Fenced-in areas throughout the park are apparently part of an experiment to study the effects on the native vegetation when deer are isolated from the areas in question. Upper Trail cuts through one of these regions, necessitating entry through a zig-zag entryway deigned to prevent deer from entering. These areas have apparently been successful, because the past few springs have seen trillium in the park again (making it worthy of its unofficial moniker). As impressive as the area may be in fall and winter, it is for this reason that spring is the best time to visit the park; even if one doesn’t encounter trillium, simply driving down Squaw Run Road is one of the hidden joys of the Pittsburgh region. Consisting of a stretch of woods untouched by buildings or commerce, it is one of the more scenic roads around. Unfortunately, it’s only a few miles long…
Please note: signs at the entrances to Trillium Trail make it clear that dogs are not permitted. This may have as much to do with nature preservation as it does with the complications that arise from permitting pets (unsightly litter bag dispensers, etc), but in any case, to some, it may be welcome to find a nature reserve in which a hiker does not have to fear being accosted by unleashed, domesticated animals.
Also of interest in the area is Scott Park, which is off of Squaw Run Road right next to the turn for Squaw Run Road East. At first the park might appear to be little more than a fifty yard length of grass with a few benches at the end, but there is also a little trail near the fence (after a while, the trail seems to lose its focus, but that’s a great excuse to aimlessly wander through the woods; don’t worry, the creek on one side and the road on the other will keep you from getting lost).
Another great little nearby park can be found off of Fox Chapel Road. Salamander Park is probably one of the lesser known parks in the Pittsburgh region, which is a shame, because what it may lack in size and amenities, it more than makes up for in serenity and views.
There are no recreational facilities at the park, and there isn’t even a restroom; instead, it is an extremely minimalist area, consisting of a handful of log benches, a trash bin in the parking lot, and a trail that can be walked in less than fifteen minutes.
The trail effectively makes a loop from the entrance, with a cutoff near the end that goes over a bridge to provide access to Squaw Run Road. One half runs alongside a creek, while the other runs alongside a hillside that is impressively rocky in one section.
Like Trillium Trail, Salamander Park has multiple signs in the parking lot and at the trail entrances proclaiming “No Dogs Allowed.” Depending on your proclivity for pets, this is either a very good thing or a very bad thing. One side effect it seems to have is that Salamander Park tends to be very sparsely trafficked, making it an excellent choice for those who are seeking quiet and isolation. Unfortunately, the park is also very close to roadways, even in its more remote areas; for this reason, summer may be the preferred season in which to visit Salamander, due to the insulation offered by vegetation in full bloom.
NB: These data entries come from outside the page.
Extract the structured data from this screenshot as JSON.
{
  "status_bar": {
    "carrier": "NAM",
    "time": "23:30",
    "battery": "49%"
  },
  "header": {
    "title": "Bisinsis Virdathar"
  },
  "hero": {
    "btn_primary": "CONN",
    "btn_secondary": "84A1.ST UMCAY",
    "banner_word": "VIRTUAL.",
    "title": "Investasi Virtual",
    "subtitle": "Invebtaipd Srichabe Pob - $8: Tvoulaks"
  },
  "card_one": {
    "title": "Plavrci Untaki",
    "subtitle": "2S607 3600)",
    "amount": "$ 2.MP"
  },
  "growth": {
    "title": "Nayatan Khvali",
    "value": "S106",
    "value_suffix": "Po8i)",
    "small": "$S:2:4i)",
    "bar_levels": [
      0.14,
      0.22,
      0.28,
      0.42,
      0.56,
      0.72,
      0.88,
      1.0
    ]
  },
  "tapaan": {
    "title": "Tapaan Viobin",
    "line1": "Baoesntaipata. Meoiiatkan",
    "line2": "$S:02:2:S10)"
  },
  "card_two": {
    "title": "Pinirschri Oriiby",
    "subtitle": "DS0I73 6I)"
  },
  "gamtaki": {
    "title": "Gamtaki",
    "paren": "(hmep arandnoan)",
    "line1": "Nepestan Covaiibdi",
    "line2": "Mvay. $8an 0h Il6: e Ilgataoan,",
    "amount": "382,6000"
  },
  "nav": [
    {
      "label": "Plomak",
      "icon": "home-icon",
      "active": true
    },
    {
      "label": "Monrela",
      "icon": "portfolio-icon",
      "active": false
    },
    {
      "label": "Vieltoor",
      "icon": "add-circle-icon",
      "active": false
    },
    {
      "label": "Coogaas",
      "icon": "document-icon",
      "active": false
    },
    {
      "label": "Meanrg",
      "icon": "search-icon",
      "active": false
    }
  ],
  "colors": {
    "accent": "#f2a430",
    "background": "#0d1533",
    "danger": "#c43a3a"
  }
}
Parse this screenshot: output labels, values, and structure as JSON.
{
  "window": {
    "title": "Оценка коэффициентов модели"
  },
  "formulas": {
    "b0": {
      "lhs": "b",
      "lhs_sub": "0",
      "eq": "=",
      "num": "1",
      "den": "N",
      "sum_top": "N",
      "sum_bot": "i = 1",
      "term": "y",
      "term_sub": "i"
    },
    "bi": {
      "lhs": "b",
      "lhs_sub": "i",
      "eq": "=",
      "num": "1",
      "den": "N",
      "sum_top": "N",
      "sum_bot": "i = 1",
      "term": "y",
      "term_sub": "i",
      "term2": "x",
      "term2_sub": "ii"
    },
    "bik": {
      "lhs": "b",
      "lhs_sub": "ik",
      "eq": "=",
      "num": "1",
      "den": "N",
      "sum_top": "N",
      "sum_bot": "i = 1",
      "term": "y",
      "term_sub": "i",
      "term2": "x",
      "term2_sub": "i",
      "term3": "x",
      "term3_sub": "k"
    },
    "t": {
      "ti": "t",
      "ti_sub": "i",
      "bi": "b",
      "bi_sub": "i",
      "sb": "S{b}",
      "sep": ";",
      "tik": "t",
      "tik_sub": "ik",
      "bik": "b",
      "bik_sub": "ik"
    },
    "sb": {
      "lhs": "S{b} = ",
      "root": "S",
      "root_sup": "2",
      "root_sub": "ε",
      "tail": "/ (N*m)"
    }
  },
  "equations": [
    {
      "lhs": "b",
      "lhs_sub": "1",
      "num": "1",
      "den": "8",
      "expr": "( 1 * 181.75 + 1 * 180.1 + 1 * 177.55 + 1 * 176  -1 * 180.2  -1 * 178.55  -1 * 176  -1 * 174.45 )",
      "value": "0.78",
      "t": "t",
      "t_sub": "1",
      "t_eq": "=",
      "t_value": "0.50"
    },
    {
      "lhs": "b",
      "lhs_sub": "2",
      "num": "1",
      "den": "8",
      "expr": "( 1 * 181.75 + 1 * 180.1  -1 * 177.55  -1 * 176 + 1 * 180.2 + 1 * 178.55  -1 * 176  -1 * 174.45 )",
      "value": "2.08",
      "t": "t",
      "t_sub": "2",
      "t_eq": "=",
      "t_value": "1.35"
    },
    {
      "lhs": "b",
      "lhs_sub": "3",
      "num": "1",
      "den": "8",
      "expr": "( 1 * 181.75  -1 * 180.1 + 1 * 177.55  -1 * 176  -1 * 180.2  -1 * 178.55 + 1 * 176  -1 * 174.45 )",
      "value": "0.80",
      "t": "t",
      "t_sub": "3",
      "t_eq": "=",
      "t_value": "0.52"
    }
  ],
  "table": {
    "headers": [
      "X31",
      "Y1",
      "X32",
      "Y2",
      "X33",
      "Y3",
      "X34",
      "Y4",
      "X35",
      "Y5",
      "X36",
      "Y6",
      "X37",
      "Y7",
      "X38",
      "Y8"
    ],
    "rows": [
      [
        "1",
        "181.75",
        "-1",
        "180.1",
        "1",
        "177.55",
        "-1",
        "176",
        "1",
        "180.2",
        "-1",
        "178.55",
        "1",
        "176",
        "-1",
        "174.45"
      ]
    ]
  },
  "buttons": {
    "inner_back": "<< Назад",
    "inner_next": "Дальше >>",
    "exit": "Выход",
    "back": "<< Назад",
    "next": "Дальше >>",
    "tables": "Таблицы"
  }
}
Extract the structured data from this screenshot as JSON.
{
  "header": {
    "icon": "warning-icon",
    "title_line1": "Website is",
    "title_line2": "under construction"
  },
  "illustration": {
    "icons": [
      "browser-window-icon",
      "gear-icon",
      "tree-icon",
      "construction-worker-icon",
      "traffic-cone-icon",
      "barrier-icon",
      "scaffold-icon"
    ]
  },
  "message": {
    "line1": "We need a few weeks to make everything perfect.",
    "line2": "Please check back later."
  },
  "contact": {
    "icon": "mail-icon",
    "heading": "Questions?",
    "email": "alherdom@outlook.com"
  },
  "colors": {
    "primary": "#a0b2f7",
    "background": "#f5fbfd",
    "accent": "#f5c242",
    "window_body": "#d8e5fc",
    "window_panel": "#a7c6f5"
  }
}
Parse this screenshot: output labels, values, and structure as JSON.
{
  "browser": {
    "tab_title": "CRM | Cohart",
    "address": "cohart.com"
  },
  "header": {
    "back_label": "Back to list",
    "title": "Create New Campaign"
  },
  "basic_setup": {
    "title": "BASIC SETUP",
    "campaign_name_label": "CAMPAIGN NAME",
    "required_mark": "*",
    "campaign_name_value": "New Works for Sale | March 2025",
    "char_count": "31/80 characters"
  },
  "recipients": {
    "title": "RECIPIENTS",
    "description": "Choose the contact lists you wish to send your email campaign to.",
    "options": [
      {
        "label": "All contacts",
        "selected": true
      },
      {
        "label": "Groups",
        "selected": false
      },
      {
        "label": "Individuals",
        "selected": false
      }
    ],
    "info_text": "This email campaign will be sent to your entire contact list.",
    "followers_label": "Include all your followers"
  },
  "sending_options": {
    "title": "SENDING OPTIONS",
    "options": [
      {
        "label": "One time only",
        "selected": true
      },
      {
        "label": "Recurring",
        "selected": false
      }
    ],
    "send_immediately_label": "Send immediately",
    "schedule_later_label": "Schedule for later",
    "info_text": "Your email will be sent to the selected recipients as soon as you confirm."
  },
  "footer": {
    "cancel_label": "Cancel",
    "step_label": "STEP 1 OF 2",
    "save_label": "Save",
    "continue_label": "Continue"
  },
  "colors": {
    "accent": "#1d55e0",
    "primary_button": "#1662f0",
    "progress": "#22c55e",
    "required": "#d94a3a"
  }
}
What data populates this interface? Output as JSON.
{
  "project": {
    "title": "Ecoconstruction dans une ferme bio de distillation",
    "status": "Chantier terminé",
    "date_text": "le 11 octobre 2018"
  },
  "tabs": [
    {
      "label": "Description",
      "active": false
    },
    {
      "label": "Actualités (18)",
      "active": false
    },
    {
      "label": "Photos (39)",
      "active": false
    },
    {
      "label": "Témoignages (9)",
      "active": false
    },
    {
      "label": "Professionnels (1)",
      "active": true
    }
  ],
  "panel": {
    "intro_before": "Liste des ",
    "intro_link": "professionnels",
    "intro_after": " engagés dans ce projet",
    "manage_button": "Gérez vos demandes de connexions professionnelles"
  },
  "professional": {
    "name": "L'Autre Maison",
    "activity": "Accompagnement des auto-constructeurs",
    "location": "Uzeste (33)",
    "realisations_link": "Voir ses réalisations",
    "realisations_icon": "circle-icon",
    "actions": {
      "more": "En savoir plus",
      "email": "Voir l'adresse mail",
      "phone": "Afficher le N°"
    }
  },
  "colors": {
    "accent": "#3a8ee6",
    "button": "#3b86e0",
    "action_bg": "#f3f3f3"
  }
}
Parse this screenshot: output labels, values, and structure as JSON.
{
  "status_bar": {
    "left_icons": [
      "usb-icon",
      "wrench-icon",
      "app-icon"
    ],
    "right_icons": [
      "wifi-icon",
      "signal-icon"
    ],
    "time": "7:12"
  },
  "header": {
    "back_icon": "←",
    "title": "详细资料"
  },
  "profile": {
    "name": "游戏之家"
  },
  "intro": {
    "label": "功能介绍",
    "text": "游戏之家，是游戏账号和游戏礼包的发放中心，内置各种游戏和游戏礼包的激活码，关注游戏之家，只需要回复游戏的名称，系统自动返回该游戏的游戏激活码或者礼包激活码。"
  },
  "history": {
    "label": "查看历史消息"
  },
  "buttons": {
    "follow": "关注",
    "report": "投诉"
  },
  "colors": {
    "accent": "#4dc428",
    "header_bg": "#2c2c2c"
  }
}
Salamander Park can be accessed off of Fox Chapel Road; if heading north, the parking lot will be on the left, almost immediately after the intersection of Squaw Run Road. Across the road from the parking lot is Salamander Trail, which connects Salamander Park to Squaw Valley Park. If hiking this trail, don’t be put off when the trail seems to end at a power plant; instead, keep walking until you reach the road, then make a right, cross the bridge, and turn left at the pedestrian crosswalk. The trail picks up after a short flight of stairs.
Please note: Google Maps identifies the location where Salamander Park is as “Fay Park.” This is inaccurate, as evidenced by the sign in the parking lot itself clearly labeling the area as “Salamander Park” (across the street, Salamander Trail is similarly marked).